There were 282 homicides in Los Angeles in 2017, compared with 294 the previous year and 569 in 1997, Beck said. The statistics included victims who died in one year but who were attacked in a different year.
“We’re safer than we’ve ever been, but we’re not safe enough,” Beck said.
Although the overall homicide rate in 2017 decreased compared with 2016, the gang-related homicide rate increased, Beck said.
Of the 282 homicides in 2017, 62.8 percent of them — 177 — were gang- related. Of the 294 homicides in 2016, 53.4 percent of them — 157 — were gang-related, Beck said.
The percentage of gang-related homicides that involved firearms in 2017 rose from 72 percent to 93 percent, Beck said.
“Anybody that works homicide anywhere in the country knows that gang- related homicides … are the hardest to solve, because nobody comes forward,” he said.
When asked about the best strategy to combat violent street gangs, Beck cited the importance of community members trusting in the police department and coming forward to report crimes and become witnesses against criminals.

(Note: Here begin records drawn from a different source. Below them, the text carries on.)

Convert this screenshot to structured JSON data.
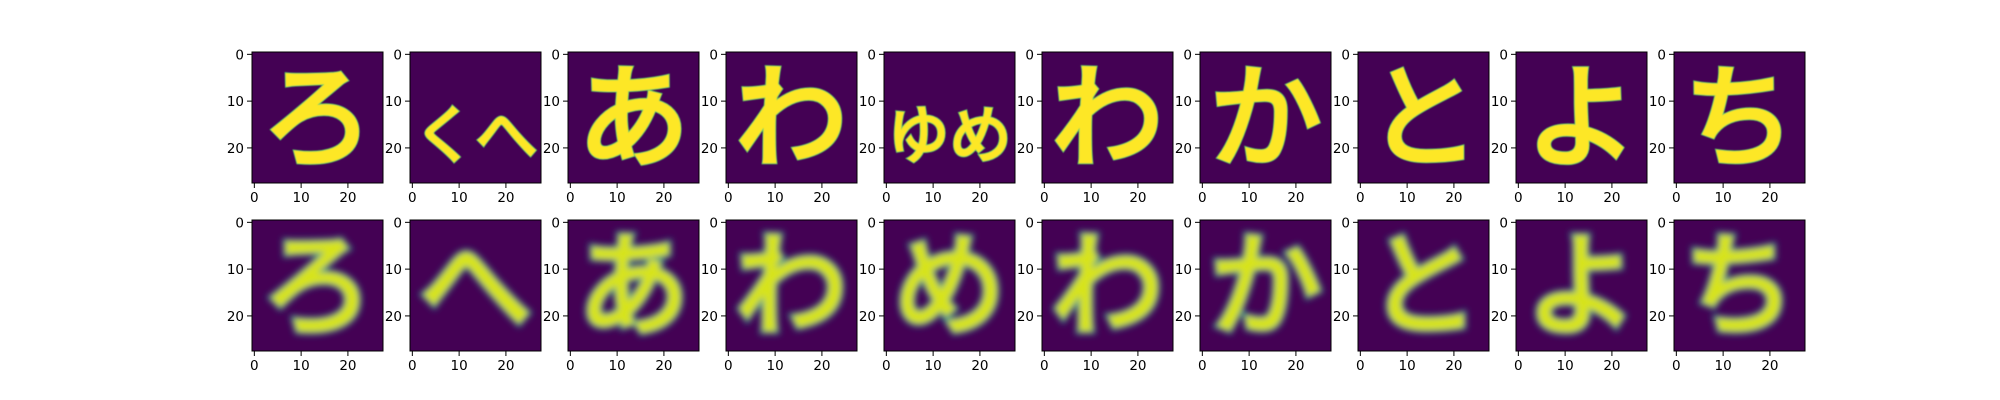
{
  "chart_data": {
    "type": "heatmap",
    "layout": {
      "rows": 2,
      "cols": 10
    },
    "image_size": [
      28,
      28
    ],
    "colormap": "viridis",
    "xlim": [
      0,
      27
    ],
    "ylim": [
      0,
      27
    ],
    "xticks": [
      0,
      10,
      20
    ],
    "yticks": [
      0,
      10,
      20
    ],
    "tick_labels": [
      "0",
      "10",
      "20"
    ],
    "background_color": "#440154",
    "rows": [
      {
        "name": "",
        "panels": [
          {
            "glyph": "ろ",
            "style": "sharp"
          },
          {
            "glyph": "くへ",
            "style": "sharp"
          },
          {
            "glyph": "あ",
            "style": "sharp"
          },
          {
            "glyph": "わ",
            "style": "sharp"
          },
          {
            "glyph": "ゆめ",
            "style": "sharp"
          },
          {
            "glyph": "わ",
            "style": "sharp"
          },
          {
            "glyph": "か",
            "style": "sharp"
          },
          {
            "glyph": "と",
            "style": "sharp"
          },
          {
            "glyph": "よ",
            "style": "sharp"
          },
          {
            "glyph": "ち",
            "style": "sharp"
          }
        ]
      },
      {
        "name": "",
        "panels": [
          {
            "glyph": "ろ",
            "style": "blurred"
          },
          {
            "glyph": "へ",
            "style": "blurred"
          },
          {
            "glyph": "あ",
            "style": "blurred"
          },
          {
            "glyph": "わ",
            "style": "blurred"
          },
          {
            "glyph": "め",
            "style": "blurred"
          },
          {
            "glyph": "わ",
            "style": "blurred"
          },
          {
            "glyph": "か",
            "style": "blurred"
          },
          {
            "glyph": "と",
            "style": "blurred"
          },
          {
            "glyph": "よ",
            "style": "blurred"
          },
          {
            "glyph": "ち",
            "style": "blurred"
          }
        ]
      }
    ]
  }
}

And Beck said law enforcement authorities made mistakes in the 1990s when they “relied primarily on deportation” as a tactic in fighting gangs such as MS-13, whose members, he said, often went back to El Salvador, regrouped and got stronger, and then came back to this country.
The key, Beck said, was prosecuting gang members in this country, with the support of the communities that are being targeted by the criminals.
“The things that we are doing work,” Beck said. “We’re not immigration police; we will never be immigration police.”
Beck said within the homeless population, there were 44 homicide victims and 33 homicide suspects, a statistic that was tracked by his department for the first time.